Low-budget Indian tourists (from Delhi now, rather than Calcutta) were arriving by the planeload; the Japanese and Korean restaurants were closing; at every street corner, you could hear singers belting out dodgy versions of Hindi film songs from newly-opened Indian restaurants. The casinos - never my favourite part of Kathmandu - seemed to epitomise the worst aspects of the Indian nouveau riche: sweaty, ugly places packed with fat men clutching wads of rupees.
It hardly mattered though. Nepal was lurching from crisis to crisis anyway, and the aesthetic decline of Kathmandu was the least of the country's problems.
Little Janpath in Thamel Back there this week to write about the current Nepal crisis, I was struck by how the Kathmandu of the 1980s had now almost disappeared. The shops of New Road, so favoured by Bengalis hunting for foreign goods, had gone 'upmarket' so that they were no longer little shacks with colourful doors but big tube-lit emporia straight out of any north Indian small town.
Thamel was more or less hippie-less, full of shops selling Janpath-type merchandise. The traffic was unbearable largely because of the number of commercial vehicles.

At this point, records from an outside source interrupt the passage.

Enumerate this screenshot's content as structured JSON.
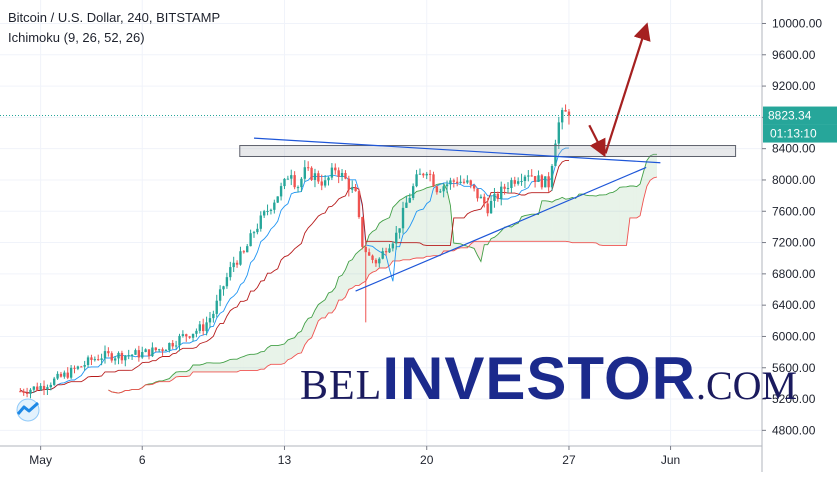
{
  "chart_data": {
    "type": "candlestick",
    "title": "Bitcoin / U.S. Dollar, 240, BITSTAMP",
    "indicator": "Ichimoku (9, 26, 52, 26)",
    "ylim": [
      4600,
      10300
    ],
    "y_ticks": [
      4800,
      5200,
      5600,
      6000,
      6400,
      6800,
      7200,
      7600,
      8000,
      8400,
      8800,
      9200,
      9600,
      10000
    ],
    "y_tick_labels": [
      "4800.00",
      "5200.00",
      "5600.00",
      "6000.00",
      "6400.00",
      "6800.00",
      "7200.00",
      "7600.00",
      "8000.00",
      "8400.00",
      "8800.00",
      "9200.00",
      "9600.00",
      "10000.00"
    ],
    "x_ticks": [
      {
        "label": "May",
        "day": 1
      },
      {
        "label": "6",
        "day": 6
      },
      {
        "label": "13",
        "day": 13
      },
      {
        "label": "20",
        "day": 20
      },
      {
        "label": "27",
        "day": 27
      },
      {
        "label": "Jun",
        "day": 32
      }
    ],
    "xlim_days": [
      -1,
      36.5
    ],
    "last_price": 8823.34,
    "last_price_label": "8823.34",
    "countdown": "01:13:10",
    "price_series": [
      [
        0,
        5300
      ],
      [
        1,
        5360
      ],
      [
        2,
        5480
      ],
      [
        3,
        5620
      ],
      [
        3.5,
        5700
      ],
      [
        4,
        5750
      ],
      [
        5,
        5760
      ],
      [
        6,
        5780
      ],
      [
        7,
        5850
      ],
      [
        8,
        6000
      ],
      [
        9,
        6120
      ],
      [
        9.5,
        6300
      ],
      [
        10,
        6650
      ],
      [
        10.5,
        6950
      ],
      [
        11,
        7050
      ],
      [
        11.5,
        7350
      ],
      [
        12,
        7550
      ],
      [
        12.5,
        7750
      ],
      [
        13,
        7950
      ],
      [
        13.3,
        8150
      ],
      [
        13.6,
        7900
      ],
      [
        14,
        8100
      ],
      [
        14.5,
        8050
      ],
      [
        15,
        7950
      ],
      [
        15.5,
        8150
      ],
      [
        16,
        8000
      ],
      [
        16.5,
        7800
      ],
      [
        16.8,
        7200
      ],
      [
        17.2,
        7000
      ],
      [
        17.6,
        6950
      ],
      [
        18,
        7150
      ],
      [
        18.5,
        7300
      ],
      [
        19,
        7700
      ],
      [
        19.5,
        8000
      ],
      [
        20,
        8150
      ],
      [
        20.5,
        7900
      ],
      [
        21,
        7950
      ],
      [
        21.5,
        8000
      ],
      [
        22,
        7950
      ],
      [
        22.5,
        7800
      ],
      [
        23,
        7650
      ],
      [
        23.5,
        7800
      ],
      [
        24,
        7950
      ],
      [
        24.5,
        8050
      ],
      [
        25,
        8100
      ],
      [
        25.5,
        8000
      ],
      [
        26,
        7950
      ],
      [
        26.2,
        8300
      ],
      [
        26.4,
        8650
      ],
      [
        26.6,
        8800
      ],
      [
        26.8,
        8850
      ],
      [
        27,
        8823
      ]
    ],
    "annotations": {
      "resistance_zone": [
        8300,
        8440
      ],
      "trend_line_upper": [
        [
          11.5,
          8535
        ],
        [
          31.5,
          8220
        ]
      ],
      "trend_line_lower": [
        [
          16.5,
          6580
        ],
        [
          30.8,
          8160
        ]
      ],
      "arrow_down": [
        [
          28.0,
          8700
        ],
        [
          28.7,
          8340
        ]
      ],
      "arrow_up": [
        [
          28.8,
          8340
        ],
        [
          30.8,
          9960
        ]
      ]
    }
  },
  "watermark": {
    "prefix": "BEL",
    "main": "INVESTOR",
    "suffix": ".COM"
  },
  "colors": {
    "up": "#26a69a",
    "down": "#ef5350",
    "kumo_bull": "#43a047",
    "kumo_bear": "#ef5350",
    "tenkan": "#2196f3",
    "kijun": "#b71c1c",
    "trend": "#1e56d8",
    "arrow": "#a52020",
    "price_line": "#26a69a"
  }
}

I always use the nature of traffic jams as an indication of a city's wealth. At a jam in Delhi, three-fourths of the vehicles will be private cars.
In Calcutta, over half will be trucks, tempos, taxis, vans etc. In Kathmandu, 80 per cent of the traffic will be commercial vehicles.
Only 20 per cent will be private cars. Nepal has always been poor (the Bengali perception of Kathmandu's glamour notwithstanding) but driving around the city I had a sense that India's economic miracle of the last decade has passed its nearest neighbour by.
There are rich people in Kathmandu, but the city seems both poor and run-down. IC-814, redux? But here's the thing: flights and hotels are full.
Nepalese authorities report that tourism from India is down by 20 per cent but you wouldn't think it judging by the packed flights. Plus, Kathmandu has become a conference destination for Europeans.
At the hotel where I stayed, a convention of German doctors had taken over the place. And Dhaka - which you could argue is now where Calcutta was 20 years ago - has discovered Kathmandu.
Arrivals from Bangladesh are up by 60 per cent and you can hear Bengali (of a different kind perhaps) on the streets again. But I have to say I'm looking forward to going back.
Partly of course it's the continuing thrill of the Nepal story. But it's also because, despite all the changes, I still have enormous affection for Kathmandu.
And the Nepalese are a friendly, likeable people. Sadly, with the country in the grips of a crisis, nobody worries about the rule of law.
At Kathmandu International Airport, the security check consisted of one cop who waved all the foreigners ahead but stopped every Indian. He asked us to open our wallets and if he found any Rs 500 or Rs 1,000 notes (which you can't take out of India), he asked for a bribe, failing which he would confiscate the notes.
He did this in full public view and nobody dared complain for fear of being detained. I don't mind that the Nepalese police are crooks.
It's the attitude to security that worries me. A corrupt security man will happily take bribes to let terrorists on to planes.
Remember: it is this crowd that allowed IC-814 to be hijacked. And frankly, judging by their attitude, it could well happen again.
So perhaps my next Urban Gypsy will be filed from Kandahar.